Et un très intéressant plat, le concombre de mer avec une sauce aux piments ancho (Pacifique). Très esthétique, la sauce est fine et s’harmonise très bien avec cet étrange animal a la texture un peu caoutchouteuse.


Très belle assiette avec un pepitoria de crevette (Veracruz). Une sorte de ravioli farci au crustacé sur laquelle on versera un fond réalisé avec les déchets des crevettes. Une sauce également à base de graines de diverses courges pulvérisées (pepitoria), poivron et épices.




A nouveau un remarquable cochon de lait noir soufflé (Yucatan) présenté sur une feuille de bananier comme une petit pain.


Une intéressante association de saveurs entre Asie et Mexique avec le mole à l’ail noir avec des avocats (Oaxaca). Cette sauce à base de piment, cacao ou chocolat a ici un parfum de fruits confits ou secs, de la réglisse, du caramel ou du vinaigre balsamique, une légère saveur fumée ou un goût café-chocolat.


Pour suivre, du pigeon maturé avec un mole encacahuatado (Chiapas). Sauce à base de cacahouètes, ail, cannelle, poivrons et piments anchos qui est la version du poblanos en séché et assez doux. Le pigeon lui est découpé à table et servi rosé.


Autre plat de pigeon présenté en deux parties, les cuisses servies avec un fond réalisé avec les ailes, et le moronga qui est une sorte de boudin (Centre du Mexique). Deux assiettes parfaitement complémentaires et qui amènent une saveur plus puissante et bienvenue.



Nous passerons au côté doux de ce menu avec les sucettes de mangue Petacon aux herbes de saison (Mexico). Rafraichissantes et gouteuses.

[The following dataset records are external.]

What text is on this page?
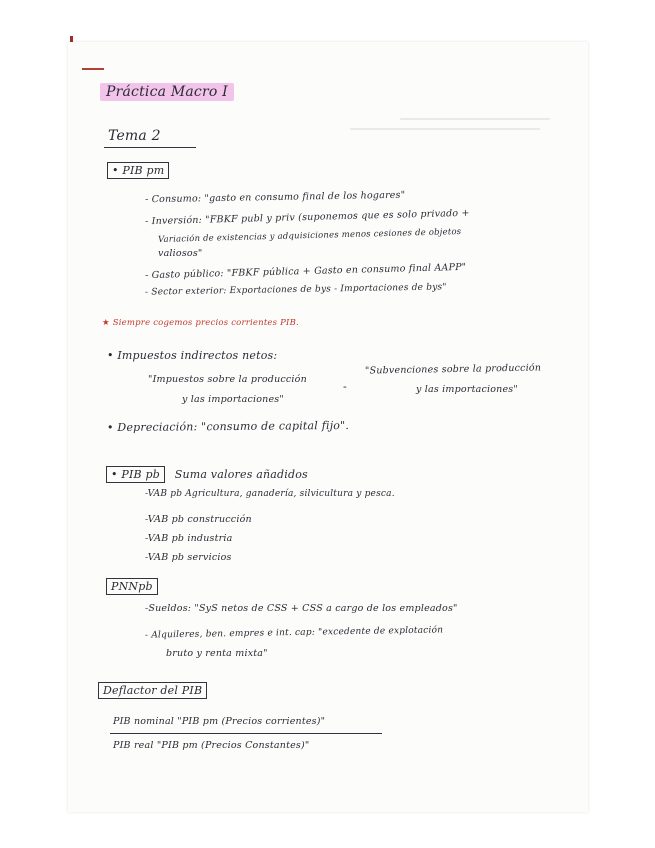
Práctica Macro I
Tema 2
• PIB pm
- Consumo: "gasto en consumo final de los hogares"
- Inversión: "FBKF publ y priv (suponemos que es solo privado +
Variación de existencias y adquisiciones menos cesiones de objetos
valiosos"
- Gasto público: "FBKF pública + Gasto en consumo final AAPP"
- Sector exterior: Exportaciones de bys - Importaciones de bys"
★ Siempre cogemos precios corrientes PIB.
• Impuestos indirectos netos:
"Impuestos sobre la producción
y las importaciones"
-
"Subvenciones sobre la producción
y las importaciones"
• Depreciación: "consumo de capital fijo".
• PIB pb Suma valores añadidos
-VAB pb Agricultura, ganadería, silvicultura y pesca.
-VAB pb construcción
-VAB pb industria
-VAB pb servicios
PNNpb
-Sueldos: "SyS netos de CSS + CSS a cargo de los empleados"
- Alquileres, ben. empres e int. cap: "excedente de explotación
bruto y renta mixta"
Deflactor del PIB
PIB nominal "PIB pm (Precios corrientes)"
PIB real "PIB pm (Precios Constantes)"
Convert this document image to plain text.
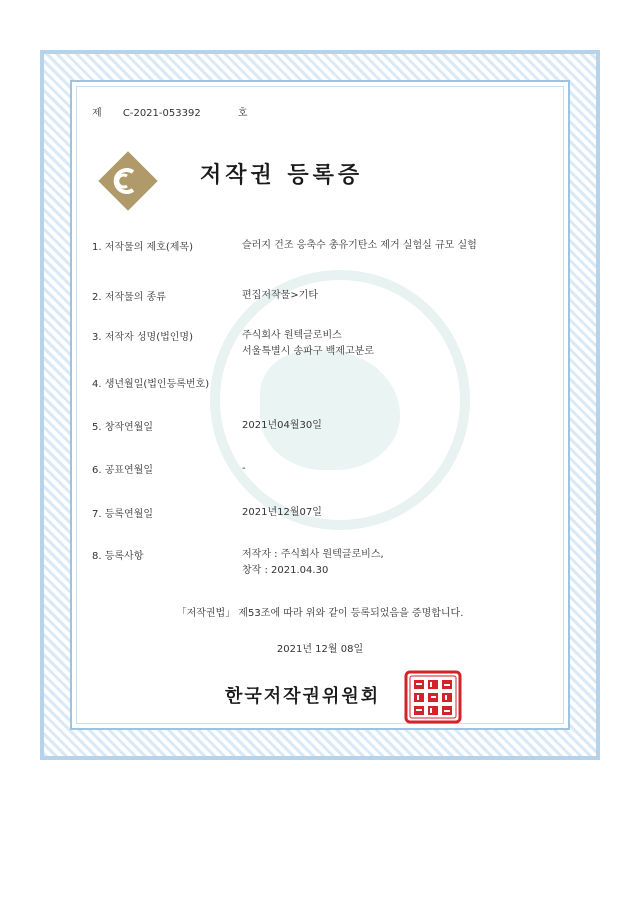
제 C-2021-053392	호
저작권 등록증
1. 저작물의 제호(제목)	슬러지 건조 응축수 총유기탄소 제거 실험실 규모 실험
2. 저작물의 종류	편집저작물>기타
3. 저작자 성명(법인명)	주식회사 원텍글로비스
서울특별시 송파구 백제고분로
4. 생년월일(법인등록번호)
5. 창작연월일	2021년04월30일
6. 공표연월일	-
7. 등록연월일	2021년12월07일
8. 등록사항	저작자 : 주식회사 원텍글로비스,
창작 : 2021.04.30
「저작권법」 제53조에 따라 위와 같이 등록되었음을 증명합니다.
2021년 12월 08일
한국저작권위원회
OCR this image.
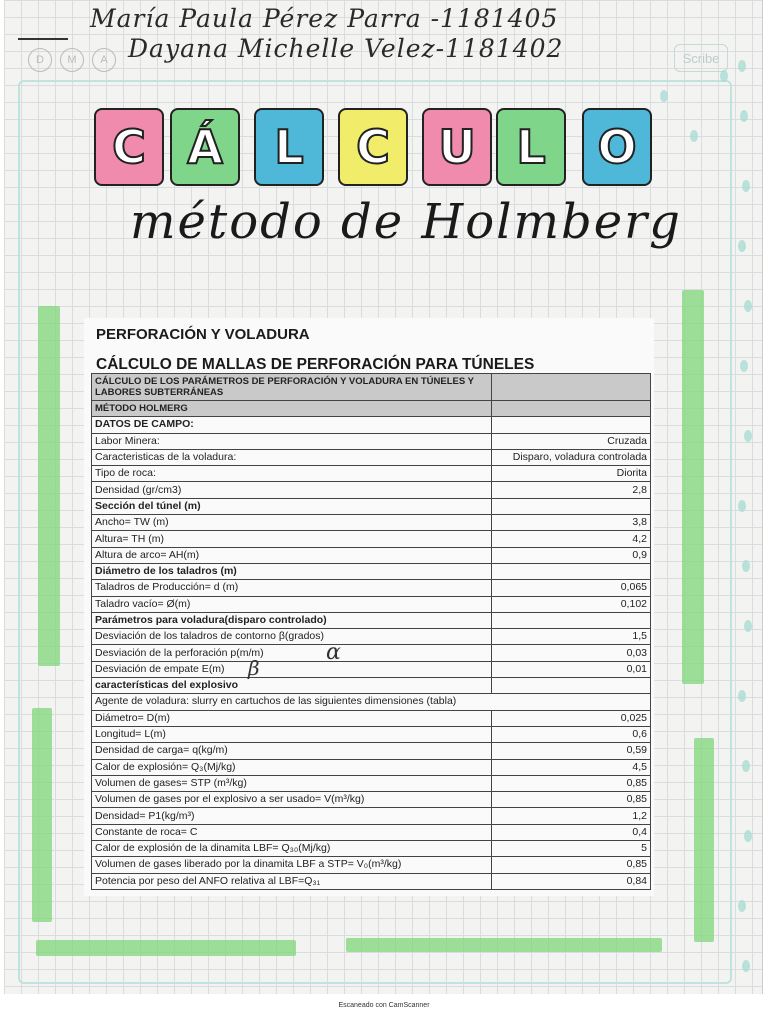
María Paula Pérez Parra -1181405
Dayana Michelle Velez-1181402
D	M	A	Scribe
C Á	L	C	U L	O
método de Holmberg
PERFORACIÓN Y VOLADURA
CÁLCULO DE MALLAS DE PERFORACIÓN PARA TÚNELES
CÁLCULO DE LOS PARÁMETROS DE PERFORACIÓN Y VOLADURA EN TÚNELES Y LABORES SUBTERRÁNEAS	
MÉTODO HOLMERG	
DATOS DE CAMPO:	
Labor Minera:	Cruzada
Caracteristicas de la voladura:	Disparo, voladura controlada
Tipo de roca:	Diorita
Densidad (gr/cm3)	2,8
Sección del túnel (m)	
Ancho= TW (m)	3,8
Altura= TH (m)	4,2
Altura de arco= AH(m)	0,9
Diámetro de los taladros (m)	
Taladros de Producción= d (m)	0,065
Taladro vacío= Ø(m)	0,102
Parámetros para voladura(disparo controlado)	
Desviación de los taladros de contorno β(grados)	1,5
Desviación de la perforación p(m/m)	0,03
Desviación de empate E(m)	0,01
características del explosivo	
Agente de voladura: slurry en cartuchos de las siguientes dimensiones (tabla)	
Diámetro= D(m)	0,025
Longitud= L(m)	0,6
Densidad de carga= q(kg/m)	0,59
Calor de explosión= Q₃(Mj/kg)	4,5
Volumen de gases= STP (m³/kg)	0,85
Volumen de gases por el explosivo a ser usado= V(m³/kg)	0,85
Densidad= P1(kg/m³)	1,2
Constante de roca= C	0,4
Calor de explosión de la dinamita LBF= Q₃₀(Mj/kg)	5
Volumen de gases liberado por la dinamita LBF a STP= V₀(m³/kg)	0,85
Potencia por peso del ANFO relativa al LBF=Q₃₁	0,84
α
β
Escaneado con CamScanner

Pour suivre la palanqueta de graines de courge (Hidalgo). Douceur traditionnelle du Mexique souvent réalisée de fruits secs toastés et recouverts de miel, se fait souvent avec des cacahouètes, des noix ou comme ici avec des graines de courge.


Ensuite un dessert à base de noix de coco avec un tepache d’ananas (Yucatan). Le tepache est une boisson traditionnelle réalisée à partir de la pelure d’ananas, de sucre et cannelle qui ont fermentés.


Et pour terminer, un ecosystème de chocolat (Est et ouest du Mexique). Une association de diverses textures chocolatées, comme mousseuse, croustillantes et moelleuse.


Quelques diverses mignardises pour compléter ce repas.






Au vu de la chaleur et une envie plutôt de bulles que de vin classique, je choisirai un Cava qui s’harmonisera parfaitement avec ce repas. Celui en 2011 de la maison Castellroig. Le Sabaté i Coca, Grande Réserve Brut Nature.


Un repas certes étonnant, très riches en saveurs et avec de très beaux visuels. Il y a beaucoup de recherche et d’idées car ce n’est aucunement comparable à aucun des autres établissements gastronomiques mexicain réputés. Une très belle expérience, un très agréable endroit avec une ambiance tout à fait décontractée. Le chef Paco Mendez vous fera traverser les saveurs du Mexique en quelques heures de manière formidable.